Saturday, August 2, 2025

The Woods Are Full of Cuckoos (Not Kid-ding Around)

 

Director: Frank Tashlin

Summary: Forest animals (a lot of which are caricatures of singers, actors, and radio personalities of the time) participate in the Woodland Community Swing Variety Show on radio station KUKU.

The Channel(s): Cartoon Network

Part(s) Edited: During the performance of the title song, there’s a sequence where we pan across a row of animal-based caricatures of celebrities that were popular at the time of the cartoon’s release in theaters. When Cartoon Network aired this in the 1990s, they shortened the pan to remove the appearance of the blackfaced Al Jolson caricature named “Al Goatson: The Singing Kid” (“kid” as in “baby goat,” not “human child,” though, from what I’ve seen and experienced personally, one tends to act like the other).

What Grinds My Gears About the Edit: Like the previous entry, this doesn’t “grind my gears,” but it does make me question some things. Namely, “Why would Cartoon Network just cut the Al Jolson goat when you also had Fats Swallow, the bird/toad(?) caricature of Fats Waller, who was black and often caricatured on such Warner Bros. shorts as ‘Clean Pastures’ and ‘Tin Pan Alley Cats’? Wouldn’t it make more sense to just cut the entire pan across the celebrity animals, as cutting in the middle of a panning shot is jarring and will make even first-time viewers realize that something’s gone?”

On top of that, I had the good fortune not to see this edited. It was uncut on an early 2000s showing of The Acme Hour (a cartoon block that aired for one hour on weekdays and two hours on weekends that mixed Warner Bros cartoons with Fleischer Popeye shorts and both MGM cartoons [Tom and Jerry and the shorts directed by Tex Avery when he was fired from Termite Terrace] and had bumpers that showed POV shots of what it’s like to be on the business end of classic cartoon slapstick, such as getting hit in the face with a wooden plank, having a piano and an anvil fall on your head, skating on rocket-powered rollerskates, etc), but, sadly, only once. After that, the short was phased out and replaced with other cartoons. The Looney Tunes Fandom Wiki is where I heard that it was edited. While I do want to take that website’s word for it, I can’t really believe them 100% unless I have evidence like, say, a video clip of the cut scene, complete with Cartoon Network’s station identification bug. 

Since we don’t have one, I’ll just do an approximation edit.

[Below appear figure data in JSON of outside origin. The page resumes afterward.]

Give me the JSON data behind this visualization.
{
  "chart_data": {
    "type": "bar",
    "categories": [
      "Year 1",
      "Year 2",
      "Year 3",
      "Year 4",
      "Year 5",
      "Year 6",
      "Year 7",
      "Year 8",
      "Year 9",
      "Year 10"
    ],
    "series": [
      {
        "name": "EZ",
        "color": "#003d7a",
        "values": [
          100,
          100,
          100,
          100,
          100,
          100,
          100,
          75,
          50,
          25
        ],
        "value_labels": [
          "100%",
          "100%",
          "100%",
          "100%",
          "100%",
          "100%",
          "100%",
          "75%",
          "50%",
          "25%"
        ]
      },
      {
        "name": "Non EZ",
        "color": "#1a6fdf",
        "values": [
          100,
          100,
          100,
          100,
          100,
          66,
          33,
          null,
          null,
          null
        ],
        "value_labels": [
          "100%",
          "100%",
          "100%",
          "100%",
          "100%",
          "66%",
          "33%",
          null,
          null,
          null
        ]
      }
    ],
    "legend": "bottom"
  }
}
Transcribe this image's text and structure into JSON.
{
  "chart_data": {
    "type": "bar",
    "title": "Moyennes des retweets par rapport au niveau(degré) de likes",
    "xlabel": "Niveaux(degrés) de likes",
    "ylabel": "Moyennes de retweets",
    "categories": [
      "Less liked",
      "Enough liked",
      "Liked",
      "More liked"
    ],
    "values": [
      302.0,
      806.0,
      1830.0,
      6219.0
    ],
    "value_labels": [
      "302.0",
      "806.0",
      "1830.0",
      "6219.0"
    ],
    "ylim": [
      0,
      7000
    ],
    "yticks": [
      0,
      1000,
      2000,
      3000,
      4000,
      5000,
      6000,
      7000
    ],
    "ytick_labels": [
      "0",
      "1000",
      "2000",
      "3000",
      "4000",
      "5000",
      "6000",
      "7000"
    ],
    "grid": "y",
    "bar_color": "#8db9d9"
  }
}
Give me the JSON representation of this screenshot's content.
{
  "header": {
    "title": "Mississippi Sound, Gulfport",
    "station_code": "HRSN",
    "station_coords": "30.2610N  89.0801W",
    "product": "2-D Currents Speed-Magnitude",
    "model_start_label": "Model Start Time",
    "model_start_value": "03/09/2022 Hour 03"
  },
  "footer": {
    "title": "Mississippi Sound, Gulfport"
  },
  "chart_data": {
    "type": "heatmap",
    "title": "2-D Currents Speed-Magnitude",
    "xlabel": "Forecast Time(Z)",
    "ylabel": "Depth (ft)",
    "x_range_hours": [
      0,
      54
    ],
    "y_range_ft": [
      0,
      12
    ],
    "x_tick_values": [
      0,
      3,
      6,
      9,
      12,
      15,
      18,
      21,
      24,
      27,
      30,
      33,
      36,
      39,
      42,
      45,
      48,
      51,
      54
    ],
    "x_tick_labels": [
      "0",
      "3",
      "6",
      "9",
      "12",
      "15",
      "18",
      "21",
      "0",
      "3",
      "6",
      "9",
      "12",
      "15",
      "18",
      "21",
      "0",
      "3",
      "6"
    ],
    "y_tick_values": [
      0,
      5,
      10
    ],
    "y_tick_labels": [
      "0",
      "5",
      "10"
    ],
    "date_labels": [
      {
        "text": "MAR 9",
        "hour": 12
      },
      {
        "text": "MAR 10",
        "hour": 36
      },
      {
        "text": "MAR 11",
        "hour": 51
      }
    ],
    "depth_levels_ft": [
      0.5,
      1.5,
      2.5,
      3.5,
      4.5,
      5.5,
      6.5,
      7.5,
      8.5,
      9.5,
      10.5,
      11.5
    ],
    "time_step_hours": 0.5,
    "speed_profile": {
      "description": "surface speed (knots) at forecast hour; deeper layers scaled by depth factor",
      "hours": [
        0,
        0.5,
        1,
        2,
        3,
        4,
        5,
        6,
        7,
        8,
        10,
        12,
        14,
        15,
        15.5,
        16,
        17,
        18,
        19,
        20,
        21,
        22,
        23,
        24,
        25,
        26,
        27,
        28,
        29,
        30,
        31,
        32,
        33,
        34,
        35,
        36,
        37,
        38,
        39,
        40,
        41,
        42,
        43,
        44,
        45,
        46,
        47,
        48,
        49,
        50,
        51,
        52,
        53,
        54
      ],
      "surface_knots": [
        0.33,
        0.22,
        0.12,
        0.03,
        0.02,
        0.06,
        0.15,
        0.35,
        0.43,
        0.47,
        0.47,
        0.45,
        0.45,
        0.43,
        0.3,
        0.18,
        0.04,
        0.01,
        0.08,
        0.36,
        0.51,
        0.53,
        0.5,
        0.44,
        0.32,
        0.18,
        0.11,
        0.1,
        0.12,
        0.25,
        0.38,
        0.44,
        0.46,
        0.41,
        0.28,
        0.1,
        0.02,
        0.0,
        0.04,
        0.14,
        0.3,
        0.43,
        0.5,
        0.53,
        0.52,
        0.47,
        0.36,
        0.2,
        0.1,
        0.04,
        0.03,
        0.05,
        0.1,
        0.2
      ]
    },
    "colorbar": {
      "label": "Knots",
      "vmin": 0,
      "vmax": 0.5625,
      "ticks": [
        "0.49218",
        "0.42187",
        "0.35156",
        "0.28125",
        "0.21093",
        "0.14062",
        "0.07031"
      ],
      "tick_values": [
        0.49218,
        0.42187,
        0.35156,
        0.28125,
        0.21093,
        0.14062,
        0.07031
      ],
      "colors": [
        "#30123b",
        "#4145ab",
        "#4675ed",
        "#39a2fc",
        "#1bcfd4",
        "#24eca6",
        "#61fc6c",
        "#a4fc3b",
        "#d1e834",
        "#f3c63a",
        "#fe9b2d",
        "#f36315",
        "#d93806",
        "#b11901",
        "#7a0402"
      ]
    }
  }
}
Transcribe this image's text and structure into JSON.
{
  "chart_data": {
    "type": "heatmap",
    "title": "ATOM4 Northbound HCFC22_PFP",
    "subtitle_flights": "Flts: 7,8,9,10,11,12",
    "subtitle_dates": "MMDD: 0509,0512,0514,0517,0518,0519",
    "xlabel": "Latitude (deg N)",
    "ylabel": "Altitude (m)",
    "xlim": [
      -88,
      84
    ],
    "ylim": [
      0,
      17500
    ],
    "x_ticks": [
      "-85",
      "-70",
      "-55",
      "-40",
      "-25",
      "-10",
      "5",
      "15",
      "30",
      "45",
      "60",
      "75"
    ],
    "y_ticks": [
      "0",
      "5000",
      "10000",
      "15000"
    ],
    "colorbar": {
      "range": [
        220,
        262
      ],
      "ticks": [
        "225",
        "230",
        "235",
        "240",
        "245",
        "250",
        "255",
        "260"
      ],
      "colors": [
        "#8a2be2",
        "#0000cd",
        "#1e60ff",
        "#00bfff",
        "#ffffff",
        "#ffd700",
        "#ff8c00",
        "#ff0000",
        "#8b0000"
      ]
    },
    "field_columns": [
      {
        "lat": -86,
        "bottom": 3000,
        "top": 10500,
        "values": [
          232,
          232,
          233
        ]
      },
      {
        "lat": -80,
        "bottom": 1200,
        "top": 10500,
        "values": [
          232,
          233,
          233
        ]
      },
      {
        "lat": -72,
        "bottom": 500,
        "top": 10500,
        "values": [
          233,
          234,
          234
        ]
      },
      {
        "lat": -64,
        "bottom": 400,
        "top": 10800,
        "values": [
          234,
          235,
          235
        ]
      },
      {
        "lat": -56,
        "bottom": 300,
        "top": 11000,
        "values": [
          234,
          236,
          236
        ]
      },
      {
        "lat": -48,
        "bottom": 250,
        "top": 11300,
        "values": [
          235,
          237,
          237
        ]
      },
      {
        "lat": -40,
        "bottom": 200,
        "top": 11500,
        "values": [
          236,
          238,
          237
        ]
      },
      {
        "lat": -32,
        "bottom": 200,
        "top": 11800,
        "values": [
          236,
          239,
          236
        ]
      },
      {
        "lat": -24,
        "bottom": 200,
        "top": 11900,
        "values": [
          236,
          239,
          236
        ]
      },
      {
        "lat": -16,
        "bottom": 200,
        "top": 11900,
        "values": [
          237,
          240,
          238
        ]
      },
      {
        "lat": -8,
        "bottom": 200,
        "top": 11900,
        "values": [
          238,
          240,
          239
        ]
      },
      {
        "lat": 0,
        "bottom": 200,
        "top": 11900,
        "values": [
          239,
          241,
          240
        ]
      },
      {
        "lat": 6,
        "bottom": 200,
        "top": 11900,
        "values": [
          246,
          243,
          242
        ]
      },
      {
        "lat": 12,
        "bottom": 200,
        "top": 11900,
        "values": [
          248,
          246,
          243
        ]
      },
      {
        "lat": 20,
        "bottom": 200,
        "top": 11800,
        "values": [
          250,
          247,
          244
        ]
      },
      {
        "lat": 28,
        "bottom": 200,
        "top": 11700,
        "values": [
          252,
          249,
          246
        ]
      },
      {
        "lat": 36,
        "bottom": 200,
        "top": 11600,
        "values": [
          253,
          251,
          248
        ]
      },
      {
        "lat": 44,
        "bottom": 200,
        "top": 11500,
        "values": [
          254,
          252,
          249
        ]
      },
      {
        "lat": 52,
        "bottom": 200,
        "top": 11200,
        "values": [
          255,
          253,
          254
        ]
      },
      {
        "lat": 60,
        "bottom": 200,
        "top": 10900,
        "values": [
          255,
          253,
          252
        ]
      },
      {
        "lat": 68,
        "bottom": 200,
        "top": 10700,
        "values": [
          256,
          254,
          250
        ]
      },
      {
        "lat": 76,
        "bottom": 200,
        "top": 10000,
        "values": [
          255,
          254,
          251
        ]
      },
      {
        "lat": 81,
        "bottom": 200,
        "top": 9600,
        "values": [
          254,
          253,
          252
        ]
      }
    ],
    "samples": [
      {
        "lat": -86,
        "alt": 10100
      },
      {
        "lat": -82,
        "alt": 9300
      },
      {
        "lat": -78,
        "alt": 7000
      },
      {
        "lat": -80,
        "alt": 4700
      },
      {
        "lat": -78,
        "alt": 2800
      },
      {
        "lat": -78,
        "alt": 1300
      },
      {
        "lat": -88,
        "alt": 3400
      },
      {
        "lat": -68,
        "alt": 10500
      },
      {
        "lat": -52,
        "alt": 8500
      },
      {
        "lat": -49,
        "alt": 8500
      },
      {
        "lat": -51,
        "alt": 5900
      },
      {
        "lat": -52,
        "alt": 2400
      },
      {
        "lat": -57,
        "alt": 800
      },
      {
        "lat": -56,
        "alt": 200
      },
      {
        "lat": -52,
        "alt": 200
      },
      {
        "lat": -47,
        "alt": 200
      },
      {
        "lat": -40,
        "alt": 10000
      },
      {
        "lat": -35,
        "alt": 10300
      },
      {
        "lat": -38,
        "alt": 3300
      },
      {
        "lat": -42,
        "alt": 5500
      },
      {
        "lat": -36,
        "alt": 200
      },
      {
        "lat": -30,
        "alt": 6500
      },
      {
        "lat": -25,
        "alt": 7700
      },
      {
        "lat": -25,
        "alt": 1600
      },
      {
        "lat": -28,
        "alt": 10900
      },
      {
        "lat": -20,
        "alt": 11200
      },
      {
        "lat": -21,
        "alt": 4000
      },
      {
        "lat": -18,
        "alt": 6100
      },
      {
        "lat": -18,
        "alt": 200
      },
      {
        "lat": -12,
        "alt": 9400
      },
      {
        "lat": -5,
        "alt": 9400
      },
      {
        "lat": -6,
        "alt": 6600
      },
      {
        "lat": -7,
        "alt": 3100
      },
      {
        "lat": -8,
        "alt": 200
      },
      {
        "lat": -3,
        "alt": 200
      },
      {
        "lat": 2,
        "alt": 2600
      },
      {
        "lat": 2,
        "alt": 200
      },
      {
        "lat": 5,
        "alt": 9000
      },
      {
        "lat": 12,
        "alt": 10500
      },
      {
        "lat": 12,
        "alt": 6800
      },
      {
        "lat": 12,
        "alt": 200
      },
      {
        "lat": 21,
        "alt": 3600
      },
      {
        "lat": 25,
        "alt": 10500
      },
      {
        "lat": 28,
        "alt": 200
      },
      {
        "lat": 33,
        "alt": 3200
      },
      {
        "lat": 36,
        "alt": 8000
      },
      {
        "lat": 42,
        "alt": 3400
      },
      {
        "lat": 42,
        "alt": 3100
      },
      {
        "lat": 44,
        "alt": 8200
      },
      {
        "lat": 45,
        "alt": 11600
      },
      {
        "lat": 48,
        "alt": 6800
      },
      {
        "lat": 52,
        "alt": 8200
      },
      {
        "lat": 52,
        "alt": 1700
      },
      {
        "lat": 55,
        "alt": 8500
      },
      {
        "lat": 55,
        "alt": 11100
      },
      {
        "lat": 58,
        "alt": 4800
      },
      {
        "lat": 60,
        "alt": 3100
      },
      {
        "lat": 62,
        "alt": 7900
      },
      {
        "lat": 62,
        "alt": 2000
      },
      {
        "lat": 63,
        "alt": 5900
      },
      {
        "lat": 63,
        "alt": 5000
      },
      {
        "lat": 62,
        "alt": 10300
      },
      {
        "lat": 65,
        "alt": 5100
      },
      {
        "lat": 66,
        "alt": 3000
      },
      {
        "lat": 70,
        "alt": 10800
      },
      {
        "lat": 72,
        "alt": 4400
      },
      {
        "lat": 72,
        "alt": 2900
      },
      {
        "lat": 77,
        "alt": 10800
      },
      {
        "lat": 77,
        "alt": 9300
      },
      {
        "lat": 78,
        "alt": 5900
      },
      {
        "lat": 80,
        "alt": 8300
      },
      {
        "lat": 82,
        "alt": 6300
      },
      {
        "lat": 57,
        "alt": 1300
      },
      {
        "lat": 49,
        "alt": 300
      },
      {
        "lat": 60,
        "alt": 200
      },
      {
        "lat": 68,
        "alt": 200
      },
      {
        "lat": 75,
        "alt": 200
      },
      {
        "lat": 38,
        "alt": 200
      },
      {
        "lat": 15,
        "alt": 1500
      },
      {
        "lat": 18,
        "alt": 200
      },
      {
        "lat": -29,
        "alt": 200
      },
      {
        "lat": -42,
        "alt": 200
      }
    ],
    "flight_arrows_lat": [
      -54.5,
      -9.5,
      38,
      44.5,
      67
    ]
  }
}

Video Comparison: Hot, fresh, and rife with commentary from me. Not much, but it’s a start:


Availability Uncut: This one isn’t as widely available as it should be (should it be, though?). It was on the Golden Age of Looney Tunes laser disc (volume 4, side five) and its most recent appearance is on the Looney Tunes Golden Collection, volume three (disc two, which features Warner Bros cartoons with celebrity caricatures and pop culture references of the day. Anyone who tells you The Simpsons and Family Guy are the only cartoons that are stuffed with pop culture references and celebrity caricatures hasn’t seen a Looney Tunes cartoon beyond what they remember, either vividly or vaguely, from childhood. It’s lousy with it, and Internet forums, wikis, and comments sections will be happy to guide you on what you missed…assuming you can put up with petty arguments and misinformation).